NAM also claims that EPA’s modest requirements will cause huge costs to the economy.  For proof, NAM offers a couple of industry-funded consultant reports that, on close inspection, are classic examples of economic malpractice. 

We asked two noted economists to examine the industry consultants’ claims.  Here’s what they found.  

Dr. Dallas Burtraw, an economist with Resources for the Future, found that NAM’s consultants “offer inappropriate comparisons between fundamentally different policies and reach conclusions that cannot be sustained based on the cited evidence. As a result, the exhibits provide no meaningful information on the costs or economic impacts of the policies that NAM seeks to stay.”

Dr. Nathaniel Keohane, an economist with the Environmental Defense Fund, found that NAM consultants’ reports “are based on demonstrably biased economic studies and contain rudimentary errors and faults of reasoning.
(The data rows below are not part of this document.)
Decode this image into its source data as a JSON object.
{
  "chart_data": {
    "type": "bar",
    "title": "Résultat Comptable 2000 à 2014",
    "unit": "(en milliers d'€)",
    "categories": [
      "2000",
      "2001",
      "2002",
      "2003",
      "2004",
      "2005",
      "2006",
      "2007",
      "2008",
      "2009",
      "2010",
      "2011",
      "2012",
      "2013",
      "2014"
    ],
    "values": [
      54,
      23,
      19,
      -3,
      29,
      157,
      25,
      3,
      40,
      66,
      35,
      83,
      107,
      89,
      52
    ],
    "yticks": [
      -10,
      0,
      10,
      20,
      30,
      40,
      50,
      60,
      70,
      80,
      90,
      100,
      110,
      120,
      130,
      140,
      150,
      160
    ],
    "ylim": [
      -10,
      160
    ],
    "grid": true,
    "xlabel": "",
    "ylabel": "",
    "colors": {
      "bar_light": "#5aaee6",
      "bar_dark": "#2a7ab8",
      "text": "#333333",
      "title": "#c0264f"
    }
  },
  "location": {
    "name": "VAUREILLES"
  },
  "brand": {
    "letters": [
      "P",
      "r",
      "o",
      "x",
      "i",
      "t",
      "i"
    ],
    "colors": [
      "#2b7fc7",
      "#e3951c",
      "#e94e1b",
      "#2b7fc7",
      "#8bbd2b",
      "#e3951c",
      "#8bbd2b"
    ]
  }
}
The errors and degree of bias are so great as to call into serious question the expertise” of NAM’s consultants.  Their work, Keohane writes, “says absolutely nothing about the effects of EPA’s regulatory action” and provides “absolutely zero evidence for any increase in the cost of capital resulting from EPA’s actions, or for any corresponding reduction in investment.”  

As Dr. Burtraw explains: 

Because the emission limitation reflecting [Best Available Control Technology] will be determined in the future for each covered source on a case-by-case basis, taking costs into account, it is impossible to demonstrate now that the costs of those requirements will be excessive for the sources or burdensome – or even noticeable – for the overall economy.

Burtraw also caught NAM’s experts comparing apples to oranges.  The BACT requirements will apply to only about 1,600 of the largest new and expanded industrial pollution sources each year.  But NAM’s consultants based their cost claims on a much bigger program – the economy wide cap-and-trade proposals considered, but not enacted, by Congress – which would have covered more than 10,000 sources.  And NAM’s consultants bloated their comparison with “a highly exaggerated picture of the impacts of the cap and trade proposals” based on a host of bogus assumptions. 

As I said yesterday, you can say anything you want in a two-page lobbying letter to Congress.  But when you go to court, you have to prove your case.  NAM’s “proof” falls as flat as west Texas.